Becquerel wrote a great number of papers; of his joint papers, the majority were written in collaboration with his son, but his co-workers also included Ampère and Biot.
One of Becquerel's achievements was in the discovery in 1820 that pressure can induce electricity in every material, attributing the effect to surface interactions (this is not piezoelectricity). Thus, by 1825 he made a remarkable invention of a differential galvanometer for the accurate measurement of electrical resistance. In 1829 he invented a constant-current electrochemical cell, the forerunner of the Daniell cell.
Another Becquerel's achievement was in the discovery in 1839 of the photoelectric effect on an electrode immersed in a conductive liquid. He was the first to prepare metallic elements from their ores by this method.
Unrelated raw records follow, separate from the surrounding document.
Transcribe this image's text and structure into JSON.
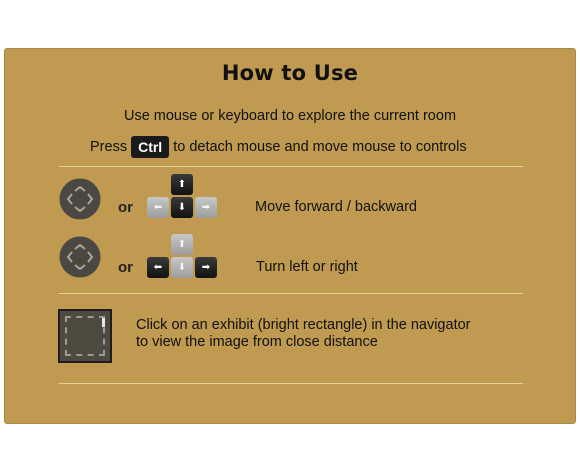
{
  "title": "How to Use",
  "intro": {
    "explore": "Use mouse or keyboard to explore the current room",
    "press_prefix": "Press",
    "key": "Ctrl",
    "press_suffix": "to detach mouse and move mouse to controls"
  },
  "controls": [
    {
      "or": "or",
      "icon": "arrows-circle-icon",
      "keys": {
        "up": "⬆",
        "left": "⬅",
        "down": "⬇",
        "right": "➡",
        "highlight": [
          "up",
          "down"
        ]
      },
      "description": "Move forward / backward"
    },
    {
      "or": "or",
      "icon": "arrows-circle-icon",
      "keys": {
        "up": "⬆",
        "left": "⬅",
        "down": "⬇",
        "right": "➡",
        "highlight": [
          "left",
          "right"
        ]
      },
      "description": "Turn left or right"
    }
  ],
  "exhibit": {
    "icon": "exhibit-thumbnail-icon",
    "line1": "Click on an exhibit (bright rectangle) in the navigator",
    "line2": "to view the image from close distance"
  },
  "colors": {
    "panel_bg": "#c09a50",
    "divider": "#e6cf98",
    "key_dark": "#1a1a1a",
    "key_light": "#b0b0b0",
    "circle": "#4a4840"
  }
}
Becquerel was elected to the Académie des Sciences in 1829; was awarded the Copley Medal of the Royal Society of London in 1837 for his various memoirs on electricity, and particularly for those on the production of metallic sulphurets and sulphur by electrolysis. When the chair of physics at the Muséum d’Histoire Naturelle was founded in 1838, Becquerel became its first occupant.
His name is one of the 72 names inscribed on the Eiffel Tower.
Becquerel became a member of the Académie des Sciences in 1829. He also became a foreign member of the Royal Netherlands Academy of Arts and Sciences in 1851.
Becquerel lived to a ripe old age, and his vivacity amazed his younger colleagues in the Academy, in the proceedings of which he took a lively and regular part to the end of his life.
In 1813 Becquerel married Aimée-Cécile Darlui, a relative of the Duc de Feltre, and became the founder of a dynasty of distinguished scientists. His son Alexandre Edmond Becquerel succeeded him at the Museum, and his grandson Antoine Henri was the discoverer of radioactivity.
Becquerel’s first studies were in mineralogy, and in association with Alexandre Brongniart, whose disciple he was, he discovered in 1819 a collection of important recent deposits at Auteuil that contained previously unknown crystalline forms of calcium phosphate.
Becquerel corresponded with Michael Faraday over diamagnetism; he had noticed examples of it before Faraday but had failed to generalize from them.